04 Apr UW students compete to make hydrogen cars, other renewable projects
Madison, Wis. — University of Wisconsin-Madison engineering students have accepted a challenge: the Future Energy Challenge. A team of 30 engineering students and three professors are developing vehicles and engines that operate on clean and renewable energy, taking their inventions to competitions around the country.
“It’s a hands-on project, using the skills you learn in class to do something,” said Curtis Roe, UWFEC’s student team leader.
The group’s long-term project is the Corbin Sparrow Zero Carbon Car, a single-passenger vehicle donated to the university in 2002. Engineering students modified the car to operate fully on renewable sources of energy, adding a wind generator, a hydrogen fuel cell and solar panels linked together by specially designed power electronics.
This development means that the car has absolutely no carbon dioxide emissions – removing the need for an engine or a tailpipe. It operates on a sugar-derived hydrogen fuel developed by Virent Energy Systems. The wind generator and solar panel can be set up when the car is parked, giving it the capability to recharge itself.
The team has had a good track record with Zero Carbon, taking first place and “Best Renewability” last year in the Tour de Sol competition for hydrogen vehicles’ efficiency and performance. The team plans to compete again in May.
“It’s not low emission, it’s no emission,” said Ted Bohn, team mentor for UWFEC and a researcher for the Wisconsin Electric Machines and Power Energy Consortium. “It’s free, ultimately clean energy for transportation.”
The most recent project developed by the UWFEC was creating an inverter system for energy collection, which can take DC energy from wind and solar collectors and send it directly to an AC electric system. Other than building the inverter to handle a 120 VAC output and a production cost of $200, teams are free to develop whatever they can.
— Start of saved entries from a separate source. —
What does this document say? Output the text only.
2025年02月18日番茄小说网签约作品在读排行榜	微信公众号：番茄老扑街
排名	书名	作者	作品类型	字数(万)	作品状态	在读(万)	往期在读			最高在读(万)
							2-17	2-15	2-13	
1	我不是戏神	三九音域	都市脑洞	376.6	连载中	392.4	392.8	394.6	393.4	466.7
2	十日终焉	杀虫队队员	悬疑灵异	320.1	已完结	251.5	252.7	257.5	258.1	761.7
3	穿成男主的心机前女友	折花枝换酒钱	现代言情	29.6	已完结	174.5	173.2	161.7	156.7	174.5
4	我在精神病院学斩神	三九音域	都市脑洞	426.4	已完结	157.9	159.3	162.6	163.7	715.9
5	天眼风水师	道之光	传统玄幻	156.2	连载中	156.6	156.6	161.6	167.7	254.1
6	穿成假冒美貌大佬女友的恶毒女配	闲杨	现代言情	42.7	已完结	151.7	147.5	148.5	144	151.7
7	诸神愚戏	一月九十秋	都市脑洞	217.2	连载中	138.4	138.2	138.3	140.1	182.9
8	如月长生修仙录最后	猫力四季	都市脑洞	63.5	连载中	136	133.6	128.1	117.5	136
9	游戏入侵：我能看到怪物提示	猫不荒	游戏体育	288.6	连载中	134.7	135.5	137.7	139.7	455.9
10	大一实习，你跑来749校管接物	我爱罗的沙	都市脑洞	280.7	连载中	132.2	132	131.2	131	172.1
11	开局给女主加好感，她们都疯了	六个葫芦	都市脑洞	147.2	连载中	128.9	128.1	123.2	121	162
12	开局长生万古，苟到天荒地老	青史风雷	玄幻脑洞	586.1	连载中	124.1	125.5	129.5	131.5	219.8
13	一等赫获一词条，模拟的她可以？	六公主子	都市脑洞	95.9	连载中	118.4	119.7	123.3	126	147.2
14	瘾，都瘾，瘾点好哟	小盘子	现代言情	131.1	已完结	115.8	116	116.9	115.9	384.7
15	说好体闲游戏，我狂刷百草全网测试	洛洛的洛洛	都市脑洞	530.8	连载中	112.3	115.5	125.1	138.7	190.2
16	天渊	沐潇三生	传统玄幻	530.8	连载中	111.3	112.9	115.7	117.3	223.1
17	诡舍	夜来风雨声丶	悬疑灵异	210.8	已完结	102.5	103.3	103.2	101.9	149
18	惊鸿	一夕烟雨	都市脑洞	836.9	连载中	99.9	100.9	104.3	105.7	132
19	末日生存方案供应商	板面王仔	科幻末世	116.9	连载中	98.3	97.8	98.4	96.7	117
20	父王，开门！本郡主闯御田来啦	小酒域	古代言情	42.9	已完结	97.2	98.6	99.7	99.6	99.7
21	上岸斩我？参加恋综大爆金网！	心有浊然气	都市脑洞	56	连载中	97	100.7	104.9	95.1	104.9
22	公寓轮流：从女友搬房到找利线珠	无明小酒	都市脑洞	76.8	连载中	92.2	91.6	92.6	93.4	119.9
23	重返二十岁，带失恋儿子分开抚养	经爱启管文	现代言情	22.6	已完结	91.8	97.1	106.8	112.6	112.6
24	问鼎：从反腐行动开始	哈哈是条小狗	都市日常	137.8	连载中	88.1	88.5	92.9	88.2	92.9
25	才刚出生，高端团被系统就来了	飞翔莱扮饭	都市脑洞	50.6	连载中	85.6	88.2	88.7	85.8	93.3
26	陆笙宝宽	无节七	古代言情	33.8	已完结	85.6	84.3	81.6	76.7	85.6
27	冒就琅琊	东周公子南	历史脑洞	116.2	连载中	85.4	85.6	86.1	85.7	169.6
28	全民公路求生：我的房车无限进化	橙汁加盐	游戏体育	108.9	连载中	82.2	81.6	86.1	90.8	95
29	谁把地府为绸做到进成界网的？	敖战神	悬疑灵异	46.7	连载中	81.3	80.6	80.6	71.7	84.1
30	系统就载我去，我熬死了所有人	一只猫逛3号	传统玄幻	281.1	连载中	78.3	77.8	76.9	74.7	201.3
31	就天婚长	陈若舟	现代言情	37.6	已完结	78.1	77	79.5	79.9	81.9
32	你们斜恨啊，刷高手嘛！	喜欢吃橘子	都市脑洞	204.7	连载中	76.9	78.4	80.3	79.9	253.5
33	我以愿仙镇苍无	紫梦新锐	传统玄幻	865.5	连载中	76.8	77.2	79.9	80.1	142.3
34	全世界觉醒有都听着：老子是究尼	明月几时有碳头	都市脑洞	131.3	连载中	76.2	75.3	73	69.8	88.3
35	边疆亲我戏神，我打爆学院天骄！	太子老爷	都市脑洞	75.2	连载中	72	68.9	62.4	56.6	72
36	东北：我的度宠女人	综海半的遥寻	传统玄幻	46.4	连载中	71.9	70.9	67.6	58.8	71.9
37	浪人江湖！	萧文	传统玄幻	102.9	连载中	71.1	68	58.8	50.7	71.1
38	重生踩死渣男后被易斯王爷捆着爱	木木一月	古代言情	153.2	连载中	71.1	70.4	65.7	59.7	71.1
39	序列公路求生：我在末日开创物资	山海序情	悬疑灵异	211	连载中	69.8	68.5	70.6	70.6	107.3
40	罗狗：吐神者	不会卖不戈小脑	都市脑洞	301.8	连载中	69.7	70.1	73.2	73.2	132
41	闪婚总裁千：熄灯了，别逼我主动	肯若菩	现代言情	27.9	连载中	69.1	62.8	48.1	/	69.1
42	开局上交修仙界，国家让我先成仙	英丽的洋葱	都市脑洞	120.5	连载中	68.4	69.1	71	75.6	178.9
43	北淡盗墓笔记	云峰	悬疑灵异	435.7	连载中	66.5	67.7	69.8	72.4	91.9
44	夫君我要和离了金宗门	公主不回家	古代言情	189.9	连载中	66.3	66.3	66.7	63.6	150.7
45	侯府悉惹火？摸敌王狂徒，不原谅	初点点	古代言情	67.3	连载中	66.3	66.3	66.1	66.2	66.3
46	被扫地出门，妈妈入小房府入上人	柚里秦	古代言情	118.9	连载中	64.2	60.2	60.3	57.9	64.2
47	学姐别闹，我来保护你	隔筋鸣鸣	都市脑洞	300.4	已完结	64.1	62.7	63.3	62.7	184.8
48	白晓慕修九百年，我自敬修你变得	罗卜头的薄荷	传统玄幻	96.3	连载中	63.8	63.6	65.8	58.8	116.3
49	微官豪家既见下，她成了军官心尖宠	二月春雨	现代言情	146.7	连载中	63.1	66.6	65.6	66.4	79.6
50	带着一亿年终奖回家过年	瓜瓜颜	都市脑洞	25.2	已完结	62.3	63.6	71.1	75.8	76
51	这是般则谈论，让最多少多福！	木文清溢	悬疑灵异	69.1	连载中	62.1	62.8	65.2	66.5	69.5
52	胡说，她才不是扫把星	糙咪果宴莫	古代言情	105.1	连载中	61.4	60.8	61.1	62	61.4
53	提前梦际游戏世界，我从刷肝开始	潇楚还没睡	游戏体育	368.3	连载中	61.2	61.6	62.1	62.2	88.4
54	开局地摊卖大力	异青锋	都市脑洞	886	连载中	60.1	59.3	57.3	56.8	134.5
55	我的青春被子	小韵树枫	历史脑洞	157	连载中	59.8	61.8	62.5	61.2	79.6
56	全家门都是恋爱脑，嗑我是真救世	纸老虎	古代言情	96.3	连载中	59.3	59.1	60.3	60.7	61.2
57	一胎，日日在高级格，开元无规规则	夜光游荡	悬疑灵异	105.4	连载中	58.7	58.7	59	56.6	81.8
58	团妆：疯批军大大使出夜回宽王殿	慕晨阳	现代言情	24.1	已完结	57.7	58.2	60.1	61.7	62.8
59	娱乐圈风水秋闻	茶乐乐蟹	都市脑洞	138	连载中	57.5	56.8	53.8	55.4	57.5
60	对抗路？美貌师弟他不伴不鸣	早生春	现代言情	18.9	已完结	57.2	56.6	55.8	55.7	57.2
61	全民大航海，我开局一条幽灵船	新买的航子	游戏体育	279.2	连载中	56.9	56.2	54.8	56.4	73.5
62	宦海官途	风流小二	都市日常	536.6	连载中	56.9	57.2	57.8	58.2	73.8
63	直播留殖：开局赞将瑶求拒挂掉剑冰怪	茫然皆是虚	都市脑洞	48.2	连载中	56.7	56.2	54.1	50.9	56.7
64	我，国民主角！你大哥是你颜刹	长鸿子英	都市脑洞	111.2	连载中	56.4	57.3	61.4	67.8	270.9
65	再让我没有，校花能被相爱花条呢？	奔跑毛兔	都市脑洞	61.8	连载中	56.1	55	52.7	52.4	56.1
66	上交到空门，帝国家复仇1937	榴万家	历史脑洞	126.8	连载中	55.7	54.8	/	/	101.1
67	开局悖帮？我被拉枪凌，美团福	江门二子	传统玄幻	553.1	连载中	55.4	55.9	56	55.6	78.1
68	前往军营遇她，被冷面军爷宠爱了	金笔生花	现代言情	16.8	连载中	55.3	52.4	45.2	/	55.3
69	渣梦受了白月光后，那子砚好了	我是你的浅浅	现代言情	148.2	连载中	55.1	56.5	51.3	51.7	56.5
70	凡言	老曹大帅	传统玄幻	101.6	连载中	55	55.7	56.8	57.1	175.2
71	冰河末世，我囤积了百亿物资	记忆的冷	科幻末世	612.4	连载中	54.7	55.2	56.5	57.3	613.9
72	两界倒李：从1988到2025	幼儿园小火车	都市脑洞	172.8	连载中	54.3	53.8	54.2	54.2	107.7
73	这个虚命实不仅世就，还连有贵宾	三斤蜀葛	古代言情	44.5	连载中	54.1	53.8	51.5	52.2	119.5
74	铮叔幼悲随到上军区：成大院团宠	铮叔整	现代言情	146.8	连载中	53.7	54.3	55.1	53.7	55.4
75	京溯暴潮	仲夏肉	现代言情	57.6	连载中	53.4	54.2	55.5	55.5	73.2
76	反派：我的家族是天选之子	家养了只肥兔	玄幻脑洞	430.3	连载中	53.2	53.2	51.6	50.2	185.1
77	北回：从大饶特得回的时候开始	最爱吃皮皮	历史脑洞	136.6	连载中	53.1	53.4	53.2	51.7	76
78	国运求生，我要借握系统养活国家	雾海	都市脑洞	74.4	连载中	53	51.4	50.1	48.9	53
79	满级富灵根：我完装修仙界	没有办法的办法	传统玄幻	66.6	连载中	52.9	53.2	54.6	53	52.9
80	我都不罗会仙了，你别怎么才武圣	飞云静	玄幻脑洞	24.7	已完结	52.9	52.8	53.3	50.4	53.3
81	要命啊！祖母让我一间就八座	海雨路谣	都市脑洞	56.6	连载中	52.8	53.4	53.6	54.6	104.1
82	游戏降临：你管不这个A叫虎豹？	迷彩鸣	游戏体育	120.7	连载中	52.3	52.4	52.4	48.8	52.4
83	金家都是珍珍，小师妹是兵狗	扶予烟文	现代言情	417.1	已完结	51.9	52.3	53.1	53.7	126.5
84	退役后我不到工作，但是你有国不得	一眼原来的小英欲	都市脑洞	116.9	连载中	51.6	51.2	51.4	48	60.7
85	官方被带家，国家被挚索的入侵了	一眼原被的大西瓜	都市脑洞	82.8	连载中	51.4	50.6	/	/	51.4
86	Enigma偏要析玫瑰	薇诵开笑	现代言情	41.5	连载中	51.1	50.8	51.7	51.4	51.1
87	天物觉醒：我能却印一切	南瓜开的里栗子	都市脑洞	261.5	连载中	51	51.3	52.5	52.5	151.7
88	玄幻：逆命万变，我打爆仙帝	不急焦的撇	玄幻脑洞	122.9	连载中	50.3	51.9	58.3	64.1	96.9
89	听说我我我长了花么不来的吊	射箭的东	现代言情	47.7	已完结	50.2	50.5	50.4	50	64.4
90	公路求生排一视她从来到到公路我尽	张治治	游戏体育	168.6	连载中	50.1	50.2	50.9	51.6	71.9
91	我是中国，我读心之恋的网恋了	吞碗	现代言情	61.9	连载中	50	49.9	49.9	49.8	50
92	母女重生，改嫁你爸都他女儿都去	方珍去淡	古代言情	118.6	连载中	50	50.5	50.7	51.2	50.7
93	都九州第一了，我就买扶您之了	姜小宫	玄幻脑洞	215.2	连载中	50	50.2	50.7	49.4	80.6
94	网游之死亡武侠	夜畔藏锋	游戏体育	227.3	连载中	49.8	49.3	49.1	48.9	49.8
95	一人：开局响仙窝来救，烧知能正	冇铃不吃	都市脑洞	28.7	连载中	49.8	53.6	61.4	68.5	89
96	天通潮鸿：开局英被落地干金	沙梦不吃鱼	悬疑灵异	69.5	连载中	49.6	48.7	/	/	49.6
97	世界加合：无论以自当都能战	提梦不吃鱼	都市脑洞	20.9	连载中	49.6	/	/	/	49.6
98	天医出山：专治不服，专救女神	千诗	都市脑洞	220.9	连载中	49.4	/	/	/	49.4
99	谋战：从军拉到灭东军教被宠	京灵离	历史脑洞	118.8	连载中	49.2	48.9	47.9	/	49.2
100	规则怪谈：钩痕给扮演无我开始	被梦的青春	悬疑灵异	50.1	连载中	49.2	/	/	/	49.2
Bohn said that the team designed the inverter with a goal of using it in Third World countries. Since these areas have a shortage of reliable power, Bohn says it is important to “make it more realistic” for them to have renewable energy sources.
The team has a good record in FEC competitions, taking third place in 2001 with the development of a 10kW proton exchange membrane fuel cell inverter and again in 2003 with a 10kW solid oxide fuel cell inverter. Despite this record Bohn says the team is not taking anything for granted.
“It’s a very nervous time to see if we’ve made the finals,” Bohn said. The competition’s finals will take place in August at the National Renewable Energy Laboratory in Colorado.
Bohn said he feels students get involved in the team because it offers them four different tiers of experience: oral, written, teamwork and hands-on. While the development in the labs is an important part of the project, teams also need to write reports about the project and prepare oral presentations.
To finish these projects Bohn stresses that the team work together, getting as much real-world practice as possible presenting the information they work on. To this end the team is involved in several types of community outreach programs, scheduled to give presentations at the Midwest Energy Fair and the Engineering Expo.
“You have to work together as a team to build that familiarity,” Bohn said “It’s a big thing – getting engineers who can talk and write.”